3) Enticing cats who did not want to be enticed.

There you are, squatting on the sidewalk like a constipated poodle, holding out your hand and making cooing noises at some feral, half-mad feline recently escaped from a rest home for troubled cats. Its fur is matted; its eyes are slits. At any moment, a mugger or other ne'er-do-well will come along and cosh you over the head and steal your wallet. Is this really the way you want to go?

4) Corsets.

No.

5) Prising presents from their wrapping paper with the care of a neurosurgeon pulling apart the meninges to expose the delicate cortical matter beneath; thereafter folding the paper and inserting it, with pomp, into a lower drawer of the basement storage cabinet.

You will never reuse this stuff. You will discover it decades later, wreathed in mouse droppings. You will consider hiring a ringer from the rest home for troubled cats.

6) Worrying that the airplane will crash and you will die.

A: Drugs.

7) Blogging.


Phooey.

Wednesday, April 1, 2009

Silent Spring

I've been shutting up a lot, lately. There's more to hear, if you close your mouth, and you never have to worry about what to say. Instead you sit with the silences. They are golden and contented and fluffy; they overrun your ears. The more I shut up, the more I like it, and I've decided to take a big step. Next year, instead of continuing with my job, I'm going to spend a couple of months on silent retreat at a monastery in the southern part of Indiana. I'm not sure what will come of it, but whatever it is, it'll be quiet.
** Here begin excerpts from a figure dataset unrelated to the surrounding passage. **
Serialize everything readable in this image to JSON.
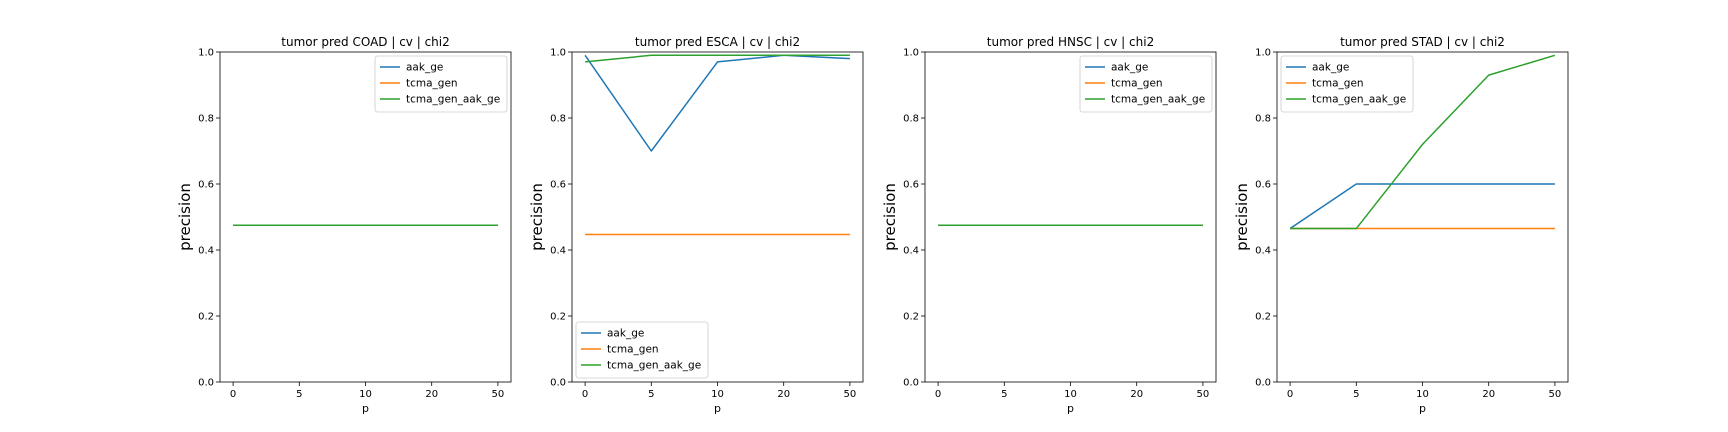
{
  "colors": {
    "aak_ge": "#1f77b4",
    "tcma_gen": "#ff7f0e",
    "tcma_gen_aak_ge": "#2ca02c"
  },
  "chart_data": [
    {
      "type": "line",
      "title": "tumor pred COAD | cv | chi2",
      "xlabel": "p",
      "ylabel": "precision",
      "ylim": [
        0.0,
        1.0
      ],
      "yticks": [
        "0.0",
        "0.2",
        "0.4",
        "0.6",
        "0.8",
        "1.0"
      ],
      "categories": [
        "0",
        "5",
        "10",
        "20",
        "50"
      ],
      "legend_position": "upper-right",
      "grid": false,
      "series": [
        {
          "name": "aak_ge",
          "color_key": "aak_ge",
          "values": [
            0.475,
            0.475,
            0.475,
            0.475,
            0.475
          ]
        },
        {
          "name": "tcma_gen",
          "color_key": "tcma_gen",
          "values": [
            0.475,
            0.475,
            0.475,
            0.475,
            0.475
          ]
        },
        {
          "name": "tcma_gen_aak_ge",
          "color_key": "tcma_gen_aak_ge",
          "values": [
            0.475,
            0.475,
            0.475,
            0.475,
            0.475
          ]
        }
      ]
    },
    {
      "type": "line",
      "title": "tumor pred ESCA | cv | chi2",
      "xlabel": "p",
      "ylabel": "precision",
      "ylim": [
        0.0,
        1.0
      ],
      "yticks": [
        "0.0",
        "0.2",
        "0.4",
        "0.6",
        "0.8",
        "1.0"
      ],
      "categories": [
        "0",
        "5",
        "10",
        "20",
        "50"
      ],
      "legend_position": "lower-left",
      "grid": false,
      "series": [
        {
          "name": "aak_ge",
          "color_key": "aak_ge",
          "values": [
            0.99,
            0.7,
            0.97,
            0.99,
            0.98
          ]
        },
        {
          "name": "tcma_gen",
          "color_key": "tcma_gen",
          "values": [
            0.447,
            0.447,
            0.447,
            0.447,
            0.447
          ]
        },
        {
          "name": "tcma_gen_aak_ge",
          "color_key": "tcma_gen_aak_ge",
          "values": [
            0.97,
            0.99,
            0.99,
            0.99,
            0.99
          ]
        }
      ]
    },
    {
      "type": "line",
      "title": "tumor pred HNSC | cv | chi2",
      "xlabel": "p",
      "ylabel": "precision",
      "ylim": [
        0.0,
        1.0
      ],
      "yticks": [
        "0.0",
        "0.2",
        "0.4",
        "0.6",
        "0.8",
        "1.0"
      ],
      "categories": [
        "0",
        "5",
        "10",
        "20",
        "50"
      ],
      "legend_position": "upper-right",
      "grid": false,
      "series": [
        {
          "name": "aak_ge",
          "color_key": "aak_ge",
          "values": [
            0.475,
            0.475,
            0.475,
            0.475,
            0.475
          ]
        },
        {
          "name": "tcma_gen",
          "color_key": "tcma_gen",
          "values": [
            0.475,
            0.475,
            0.475,
            0.475,
            0.475
          ]
        },
        {
          "name": "tcma_gen_aak_ge",
          "color_key": "tcma_gen_aak_ge",
          "values": [
            0.475,
            0.475,
            0.475,
            0.475,
            0.475
          ]
        }
      ]
    },
    {
      "type": "line",
      "title": "tumor pred STAD | cv | chi2",
      "xlabel": "p",
      "ylabel": "precision",
      "ylim": [
        0.0,
        1.0
      ],
      "yticks": [
        "0.0",
        "0.2",
        "0.4",
        "0.6",
        "0.8",
        "1.0"
      ],
      "categories": [
        "0",
        "5",
        "10",
        "20",
        "50"
      ],
      "legend_position": "upper-left",
      "grid": false,
      "series": [
        {
          "name": "aak_ge",
          "color_key": "aak_ge",
          "values": [
            0.465,
            0.6,
            0.6,
            0.6,
            0.6
          ]
        },
        {
          "name": "tcma_gen",
          "color_key": "tcma_gen",
          "values": [
            0.465,
            0.465,
            0.465,
            0.465,
            0.465
          ]
        },
        {
          "name": "tcma_gen_aak_ge",
          "color_key": "tcma_gen_aak_ge",
          "values": [
            0.465,
            0.465,
            0.72,
            0.93,
            0.99
          ]
        }
      ]
    }
  ]
}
So there's the plan. After sitting on it a while, I decided I needed to share it with you today. Today, April 1, 2009.

OK, OK, that was a cheap stunt. It was cheap because April Fools is a cheap holiday, a cheating holiday, a boyfriend who picks a half-dead bouquet of flowers out of the trash and tells you he picked them himself. I detest April Fools. It joins a lengthy list of holidays that disagree with me: I'm a picky celebrator. Why celebrate Halloween when life is scary enough? Why celebrate Valentine's Day when love should be a year-round proposition? And why celebrate having the wool pulled over your eyes when deception is everywhere?

It's scary, being deceived. You feel as if a trap door has opened in the floor of the universe and you've fallen through into the dark. You thought the lane was empty. You thought he was your friend. You thought if you did everything right, if you tried your best and were kind-hearted and industrious and careful and said I love you, it would all be OK. A friend of mine recently ended a relationship in part because her partner had been withholding information. She said afterwards she felt literally shaken, as if the whole of her past, her present, and her future had been seized and jostled until it broke.

So why, in God's name, do we dedicate a day to the wholesale bamboozling of others? I'd guess it's for the same reason we buy false fangs and bite each others' necks come October. If you name your fear, if you engage it head on, it loses power.

See you in the refectory. Wave; don't speak.